Japan stares at radiation catastrophe, Tokyo on alert
Japan faced a potential catastrophe on Tuesday after a quake-crippled nuclear power plant exploded and sent low levels of radiation floating towards Tokyo, prompting some people to flee the capital and others to stock up on essential supplies. Crisis continues | Fresh blasts rock Japan's N-plant | What is nuclear meltdown | All about Japan's N-crisis | Timeline | Tsunami hits faraway economies | See picsworld Updated: Mar 16, 2011 01:44 IST
The crisis appeared to escalate late in the day when the operators of the facility said one of two blasts had blown a hole in the building housing a reactor, which meant spent nuclear fuel was exposed to the atmosphere.
Prime Minister Naoto Kan urged people within 30 km of the facility — a population of 140,000 — to remain indoors amid the world’s most serious nuclear accident since the Chernobyl disaster in Ukraine in 1986.
Officials in Tokyo — 240 km to the south of the plant — said radiation in the capital was 10 times the normal by evening, but posed no threat to human health in the sprawling high-tech city of 13 million people.
As concern about the crippling economic impact of the nuclear and earthquake disasters mounted, Japan’s Nikkei index fell as much as 14% before ending down 10.6%, compounding a slide of 6.2% the day before. The two-day fall has wiped some $620 billion off the market.
Around eight hours after the explosions, the UN weather agency said winds were dispersing radioactive material over the Pacific Ocean, away from Japan and other Asian countries.

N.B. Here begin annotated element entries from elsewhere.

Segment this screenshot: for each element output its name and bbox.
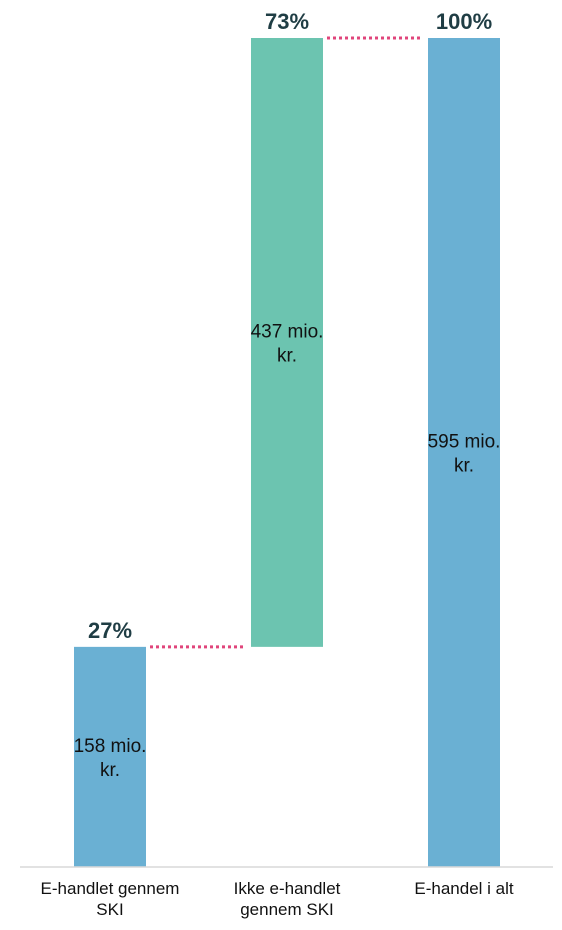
category-label-e-handlet-gennem-ski: E-handlet gennem SKI <box>41 879 180 919</box>
bar-ikke-e-handlet-gennem-ski <box>251 38 323 647</box>
bar-e-handel-i-alt <box>428 38 500 867</box>
category-label-ikke-e-handlet-gennem-ski: Ikke e-handlet gennem SKI <box>234 879 341 919</box>
percent-label-e-handlet-gennem-ski: 27% <box>88 618 132 643</box>
percent-label-e-handel-i-alt: 100% <box>436 9 492 34</box>
value-label-e-handel-i-alt: 595 mio. kr. <box>428 432 501 477</box>
percent-label-ikke-e-handlet-gennem-ski: 73% <box>265 9 309 34</box>
value-label-e-handlet-gennem-ski: 158 mio. kr. <box>74 736 147 781</box>
bar-e-handlet-gennem-ski <box>74 646 146 867</box>
value-label-ikke-e-handlet-gennem-ski: 437 mio. kr. <box>251 321 324 366</box>
category-label-e-handel-i-alt: E-handel i alt <box>414 879 514 898</box>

Authorities have spent days desperately trying to prevent the water, which is designed to cool the radioactive cores of the reactors from running dry, overheating and emitting dangerous radioactive materials.

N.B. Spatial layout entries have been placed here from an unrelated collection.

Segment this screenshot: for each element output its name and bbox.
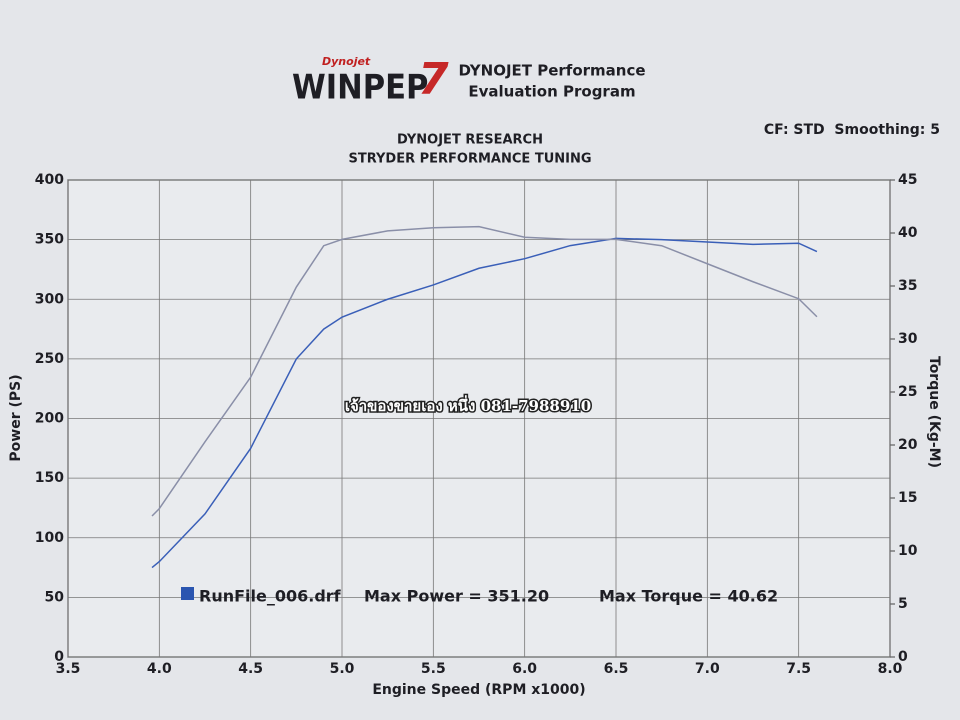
plot-area: 0 50 100 150 200 250 300 350 400 0 5 10 15 20 25 30 35 40…	[35, 172, 918, 677]
x-tick-label: 7.0	[695, 661, 720, 677]
x-axis-label: Engine Speed (RPM x1000)	[372, 682, 585, 698]
y2-tick-label: 45	[898, 172, 917, 188]
x-tick-label: 6.5	[604, 661, 629, 677]
logo-brand: Dynojet	[322, 55, 371, 68]
x-tick-label: 4.5	[238, 661, 263, 677]
watermark: เจ้าของขายเอง หนึ่ง 081-7988910	[345, 395, 591, 415]
logo: WINPEP	[292, 68, 428, 108]
y2-tick-label: 25	[898, 384, 917, 400]
header-line: Evaluation Program	[468, 83, 635, 101]
series-line	[151, 225, 818, 517]
y2-tick-label: 30	[898, 331, 918, 347]
y-tick-label: 200	[35, 411, 64, 427]
y-tick-label: 100	[35, 530, 64, 546]
logo-number: 7	[418, 54, 449, 105]
x-tick-label: 8.0	[878, 661, 903, 677]
y2-tick-label: 20	[898, 437, 918, 453]
y2-tick-label: 40	[898, 225, 918, 241]
logo-box	[290, 60, 440, 108]
legend-max-torque: Max Torque = 40.62	[599, 587, 778, 606]
y-axis-label: Power (PS)	[8, 374, 24, 461]
x-tick-label: 6.0	[512, 661, 537, 677]
chart-subtitle: STRYDER PERFORMANCE TUNING	[348, 152, 591, 167]
y-tick-label: 250	[35, 351, 64, 367]
header-line: DYNOJET Performance	[458, 62, 645, 80]
legend-swatch	[181, 587, 194, 600]
x-tick-label: 5.0	[330, 661, 355, 677]
settings-note: CF: STD Smoothing: 5	[764, 122, 940, 138]
y-tick-label: 150	[35, 470, 64, 486]
series-line	[151, 237, 818, 569]
legend-max-power: Max Power = 351.20	[364, 587, 549, 606]
x-tick-label: 7.5	[786, 661, 811, 677]
y2-tick-label: 10	[898, 543, 918, 559]
y2-tick-label: 15	[898, 490, 917, 506]
y2-axis-label: Torque (Kg-M)	[926, 356, 942, 468]
y-tick-label: 400	[35, 172, 64, 188]
x-tick-label: 3.5	[56, 661, 81, 677]
y-tick-label: 350	[35, 232, 64, 248]
y2-tick-label: 35	[898, 278, 917, 294]
y2-tick-label: 5	[898, 596, 908, 612]
chart-title: DYNOJET RESEARCH	[397, 133, 543, 148]
y-tick-label: 50	[45, 589, 65, 605]
y-tick-label: 300	[35, 291, 64, 307]
y2-tick-label: 0	[898, 649, 908, 665]
legend-file: RunFile_006.drf	[199, 587, 342, 606]
x-tick-label: 4.0	[147, 661, 172, 677]
y-tick-label: 0	[54, 649, 64, 665]
x-tick-label: 5.5	[421, 661, 446, 677]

They said they may use helicopters to pour water on the most critical reactor, No 4, within two or three days, but did not say why they would have to wait to do this. “The possibility of further radioactive leakage is heightening,” a grim-faced Kan said in an address to the nation earlier in the day. “We are making every effort to prevent the leak from spreading. I know that people are very worried but I would like to ask you to act calmly.”Levels of 400 millisieverts per hour had been recorded near the No. 4 reactor, the government said. Exposure to over 100 millisieverts a year is a level, which can lead to cancer, according to the World Nuclear Association. The plant operator pulled out 750 workers, leaving just 50, and a 30-km no-fly zone was imposed around the reactors. There have been no detailed updates on what levels the radiation reached inside the exclusion zone where people live.
"Radioactive material will reach Tokyo but it is not harmful to human bodies because it will be dissipated by the time it gets to Tokyo," said Koji Yamazaki, professor at Hokkaido University graduate school of environmental science. "If the wind gets stronger, it means the material flies faster but it will be even more dispersed in the air."
The Japanese media, which has became more critical of Kan's handling of the disaster, criticised the government and nuclear plant operator Tokyo Electric Power Co (TEPCO) for its failure to provide enough information on the incident.